Introduction: Chicago Feminist Film Festival Background

born in 2016, the Chicago Feminist Film Festival (CFFF) was created out of a desire to showcase films created by and about women and gender-nonbinary people while fostering an inclusive space for dialogue around stories being told onscreen. The closure of the Women in the Director’s Chair film festival in Chicago in the mid-2000s left a programming gap in the city, and while the CFFF has not entirely filled that gap (Women in the Director’s Chair was a larger and better-resourced festival), the CFFF has provided another opportunity for under-represented filmmakers to screen their work in a supportive festival environment. The CFFF features primarily short films from around the globe created by people underrepresented in media fields (particularly women, people of color, and queer or transgender folks) or, as our mission statement says, films that aim to address issues of gender, sexuality, race, and other forms of inequality often missing from mainstream media (“About”). In our mission statement, we claim, “[A]rt plays a vital role in bringing people together and encouraging them to think deeply about issues of equality and social justice” (“Chicago Feminist Film Festival”). However, the CFFF seeks to connect makers not only with their audiences but also with one another. Contacts made at the festival are between audiences and content but also between makers and potential collaborators or employment opportunities to affect real industry change.
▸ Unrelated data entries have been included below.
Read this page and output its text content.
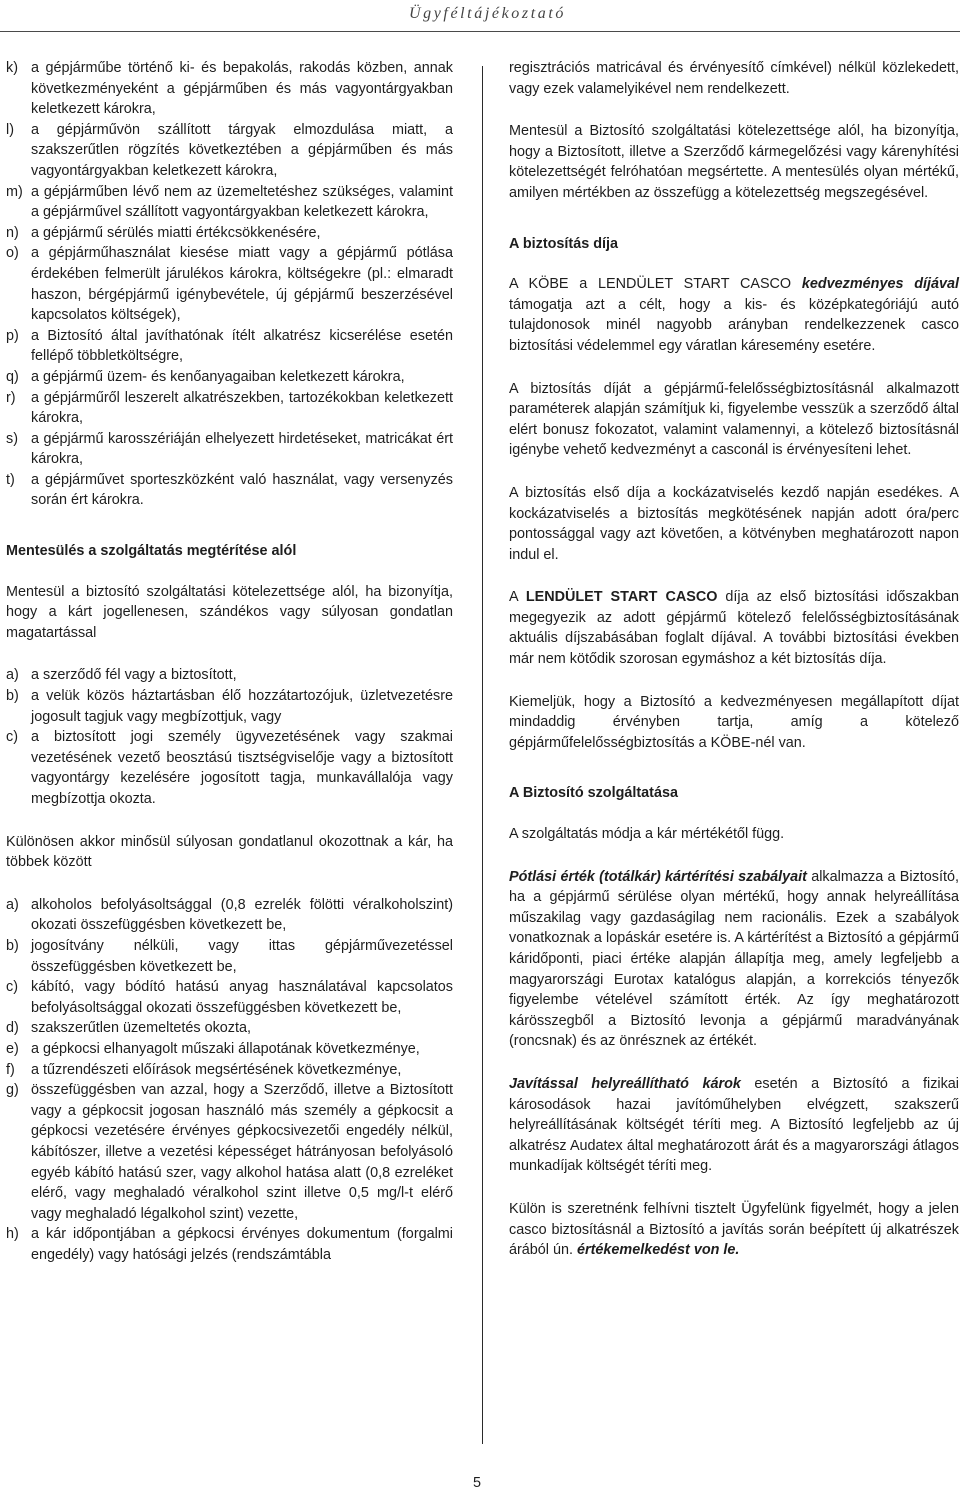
Ügyféltájékoztató
k) a gépjárműbe történő ki- és bepakolás, rakodás közben, annak következményeként a gépjárműben és más vagyontárgyakban keletkezett károkra,
l) a gépjárművön szállított tárgyak elmozdulása miatt, a szakszerűtlen rögzítés következtében a gépjárműben és más vagyontárgyakban keletkezett károkra,
m) a gépjárműben lévő nem az üzemeltetéshez szükséges, valamint a gépjárművel szállított vagyontárgyakban keletkezett károkra,
n) a gépjármű sérülés miatti értékcsökkenésére,
o) a gépjárműhasználat kiesése miatt vagy a gépjármű pótlása érdekében felmerült járulékos károkra, költségekre (pl.: elmaradt haszon, bérgépjármű igénybevétele, új gépjármű beszerzésével kapcsolatos költségek),
p) a Biztosító által javíthatónak ítélt alkatrész kicserélése esetén fellépő többletköltségre,
q) a gépjármű üzem- és kenőanyagaiban keletkezett károkra,
r) a gépjárműről leszerelt alkatrészekben, tartozékokban keletkezett károkra,
s) a gépjármű karosszériáján elhelyezett hirdetéseket, matricákat ért károkra,
t) a gépjárművet sporteszközként való használat, vagy versenyzés során ért károkra.

Mentesülés a szolgáltatás megtérítése alól

Mentesül a biztosító szolgáltatási kötelezettsége alól, ha bizonyítja, hogy a kárt jogellenesen, szándékos vagy súlyosan gondatlan magatartással

a) a szerződő fél vagy a biztosított,
b) a velük közös háztartásban élő hozzátartozójuk, üzletvezetésre jogosult tagjuk vagy megbízottjuk, vagy
c) a biztosított jogi személy ügyvezetésének vagy szakmai vezetésének vezető beosztású tisztségviselője vagy a biztosított vagyontárgy kezelésére jogosított tagja, munkavállalója vagy megbízottja okozta.

Különösen akkor minősül súlyosan gondatlanul okozottnak a kár, ha többek között

a) alkoholos befolyásoltsággal (0,8 ezrelék fölötti véralkoholszint) okozati összefüggésben következett be,
b) jogosítvány nélküli, vagy ittas gépjárművezetéssel összefüggésben következett be,
c) kábító, vagy bódító hatású anyag használatával kapcsolatos befolyásoltsággal okozati összefüggésben következett be,
d) szakszerűtlen üzemeltetés okozta,
e) a gépkocsi elhanyagolt műszaki állapotának következménye,
f) a tűzrendészeti előírások megsértésének következménye,
g) összefüggésben van azzal, hogy a Szerződő, illetve a Biztosított vagy a gépkocsit jogosan használó más személy a gépkocsit a gépkocsi vezetésére érvényes gépkocsivezetői engedély nélkül, kábítószer, illetve a vezetési képességet hátrányosan befolyásoló egyéb kábító hatású szer, vagy alkohol hatása alatt (0,8 ezreléket elérő, vagy meghaladó véralkohol szint illetve 0,5 mg/l-t elérő vagy meghaladó légalkohol szint) vezette,
h) a kár időpontjában a gépkocsi érvényes dokumentum (forgalmi engedély) vagy hatósági jelzés (rendszámtábla

regisztrációs matricával és érvényesítő címkével) nélkül közlekedett, vagy ezek valamelyikével nem rendelkezett.

Mentesül a Biztosító szolgáltatási kötelezettsége alól, ha bizonyítja, hogy a Biztosított, illetve a Szerződő kármegelőzési vagy kárenyhítési kötelezettségét felróhatóan megsértette. A mentesülés olyan mértékű, amilyen mértékben az összefügg a kötelezettség megszegésével.

A biztosítás díja

A KÖBE a LENDÜLET START CASCO kedvezményes díjával támogatja azt a célt, hogy a kis- és középkategóriájú autó tulajdonosok minél nagyobb arányban rendelkezzenek casco biztosítási védelemmel egy váratlan káresemény esetére.

A biztosítás díját a gépjármű-felelősségbiztosításnál alkalmazott paraméterek alapján számítjuk ki, figyelembe vesszük a szerződő által elért bonusz fokozatot, valamint valamennyi, a kötelező biztosításnál igénybe vehető kedvezményt a casconál is érvényesíteni lehet.

A biztosítás első díja a kockázatviselés kezdő napján esedékes. A kockázatviselés a biztosítás megkötésének napján adott óra/perc pontossággal vagy azt követően, a kötvényben meghatározott napon indul el.

A LENDÜLET START CASCO díja az első biztosítási időszakban megegyezik az adott gépjármű kötelező felelősségbiztosításának aktuális díjszabásában foglalt díjával. A további biztosítási években már nem kötődik szorosan egymáshoz a két biztosítás díja.

Kiemeljük, hogy a Biztosító a kedvezményesen megállapított díjat mindaddig érvényben tartja, amíg a kötelező gépjárműfelelősségbiztosítás a KÖBE-nél van.

A Biztosító szolgáltatása

A szolgáltatás módja a kár mértékétől függ.

Pótlási érték (totálkár) kártérítési szabályait alkalmazza a Biztosító, ha a gépjármű sérülése olyan mértékű, hogy annak helyreállítása műszakilag vagy gazdaságilag nem racionális. Ezek a szabályok vonatkoznak a lopáskár esetére is. A kártérítést a Biztosító a gépjármű káridőponti, piaci értéke alapján állapítja meg, amely legfeljebb a magyarországi Eurotax katalógus alapján, a korrekciós tényezők figyelembe vételével számított érték. Az így meghatározott kárösszegből a Biztosító levonja a gépjármű maradványának (roncsnak) és az önrésznek az értékét.

Javítással helyreállítható károk esetén a Biztosító a fizikai károsodások hazai javítóműhelyben elvégzett, szakszerű helyreállításának költségét téríti meg. A Biztosító legfeljebb az új alkatrész Audatex által meghatározott árát és a magyarországi átlagos munkadíjak költségét téríti meg.

Külön is szeretnénk felhívni tisztelt Ügyfelünk figyelmét, hogy a jelen casco biztosításnál a Biztosító a javítás során beépített új alkatrészek árából ún. értékemelkedést von le.

5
The CFFF falls into Mark Peranson’s category of “audience festival” since it exists primarily for audiences rather than for the film industry (27). The CFFF, an entirely free three-day event, features mostly short films, submitted by filmmakers through submission platforms, interspersed with several features solicited through distributors. However, the CFFF includes consciousness raising (in both audiences and the industry) as one of its goals, so the festival is not as focused on pleasing audiences as many “audience festivals” proper might be (like best-of international film festivals). The CFFF is also somewhat out of step historically with film festival developments in that it was created well after the second period of film festival circuit developments, the 1960s–80s, wherein most agenda-oriented festivals began (Loist 58). However, Patricia White notes, “Festivals established and programmed [End Page 67] around identity and community . . . rarely function as launches for feature film releases,” and “their influence lies in the culture and community, not in the film world” (77). This places the CFFF in something of an activist-audience hybrid position, since it aims to build audience awareness as well as industry connections for participating filmmakers—both of which have been influenced by larger cultural structures, such as patriarchy.

The goal of the CFFF is to address the patriarchal imperatives and misogyny embedded within the film industry as well as to present a range of feminist content that is otherwise underrepresented in the mainstream film industry. Intersectionality is at the heart of this goal, including student involvement in the festival both in and out of the classroom. As Sumi Cho, Kimberlé Crenshaw, and Leslie McCall write, intersectionality is “a gathering place for open-ended investigations of the overlapping and conflicting dynamics of race, gender, class, sexuality, nation, and other inequalities” (788) and “conceiving of categories not as distinct but as always permeated by other categories, fluid and changing, always in the process of creating and being created by dynamics of power” (795). Following the work of Dean Spade, Cho et al. argue that intersectionality does not mean “dismantling identities or categories themselves, but, rather, dismantling structures that selectively impose vulnerability upon certain bodies” (803). This means highlighting films primarily by and about women and gender-nonbinary people, members of the LGBTQ+ community, and people of color. This also means integrating students into every aspect of festival programming, planning, and facilitation, as a means of enacting feminist practice through the film festival, and including students in project-based service learning, where they acquire the soft skills so coveted by future employers while engaging in feminist practice.